The second man turned, his face the picture of despair. They haven’t even cocked the hammers, McCulloch noted disapprovingly. When this is over, we’re going to have to do some long hard thinking about our army. The muskets hit the road with a prolonged, dull clatter that was loud enough to make McCulloch wince. Then the soldiers raised their hands above their heads. McCulloch gestured for them to turn around, which they did just as Miller, Travis and Cleburne reached them.
“Men,” Miller said, “I’m Captain Miller and I’m going to give you a chance to redeem yourselves.”
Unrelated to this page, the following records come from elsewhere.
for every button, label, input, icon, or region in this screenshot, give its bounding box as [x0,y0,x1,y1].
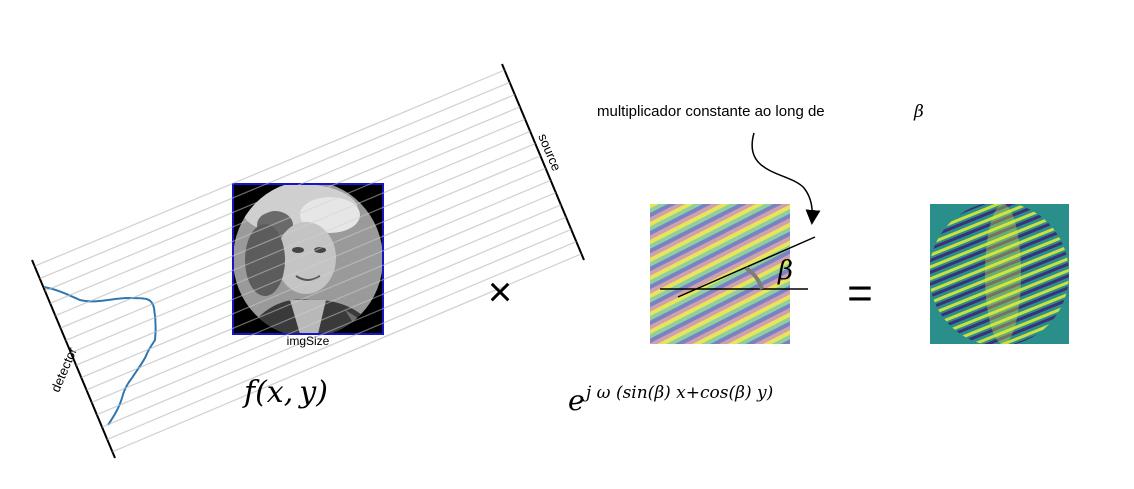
ray-line-overlay [75,167,546,366]
ray-line-overlay [112,253,582,453]
portrait-image [232,183,384,335]
ray-line-overlay [70,155,541,354]
projection-profile [43,286,157,426]
angle-label: β [777,256,793,286]
ray-line-overlay [91,204,562,403]
detector-line [31,259,116,459]
detector-label: detector [48,345,80,395]
ray-line-overlay [86,192,557,391]
annotation-text: multiplicador constante ao long de [597,103,825,120]
filtered-result-image [930,204,1069,344]
exponential-power: j ω (sin(β) x+cos(β) y) [582,383,773,403]
ray-line-overlay [39,81,510,280]
img-size-label: imgSize [287,334,330,348]
ray-line-overlay [106,241,577,440]
annotation-beta: β [913,102,924,122]
times-symbol: × [488,268,513,315]
ray-line-overlay [81,179,551,379]
ray-line-overlay [49,106,521,304]
function-label: f(x, y) [242,375,328,410]
ray-line-overlay [60,130,531,329]
ray-line-overlay [65,143,536,341]
annotation-arrow [751,132,821,225]
exponential-base: e [568,384,585,417]
equals-symbol: = [847,269,873,318]
ray-line-overlay [101,228,572,428]
projection-rays-overlay [34,69,582,453]
ray-line-overlay [34,69,505,267]
ray-line-overlay [96,216,567,416]
source-line [501,63,585,261]
ray-line-overlay [55,118,526,317]
angle-arc [744,266,764,290]
ray-line-overlay [44,94,516,292]
wave-pattern-image [650,204,790,344]
wave-direction-line [677,236,816,298]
“Wass?” one of the sentries said. It sounded like something a snake would say.
“Damn,” McCulloch muttered. “Another Prussian.”
Cleburne rattled off a guttural speech that caught the soldiers’ attention; the only sense McCulloch could make of it was the word “Miller.” Everyone stared at the Irishman, the soldiers’ countenances brightening with relief and possibly even pleasure. Russell, the newspaperman, muttered, “Christ Jesus, an Irish polymath. Who’d believe it?”
Cleburne turned to Travis and Miller. “I’ve traveled a bit,” he said in answer to their quizzical looks. “Misspent youth and all that. Carry on, Captain. I’ll translate as best I can.”
Miller—in tones far too ponderous for a farmer, McCulloch thought—declaimed to the captive soldiers that the men who had ordered them to capture the city were acting illegally, and that their true duty was owed to himself as the duly authorized military representative of the government, which was itself personified in Secretary of State Travis. Cleburne gamely stammered through a guttural, hocking accompaniment to Miller’s drone; it seemed to McCulloch, who carefully watched the soldiers, that Cleburne was doing a good job of translating, however halting his German might be. When the Irishman repeated Miller’s offer of clemency if the men would join him, and persuade their fellows to do so as well, the eagerness on the soldiers’ faces needed no translation at all, and for the first time since meeting the fleeing, downtrodden secretary on the road out of Washington, McCulloch began to hope that they might yet save the city and the republic.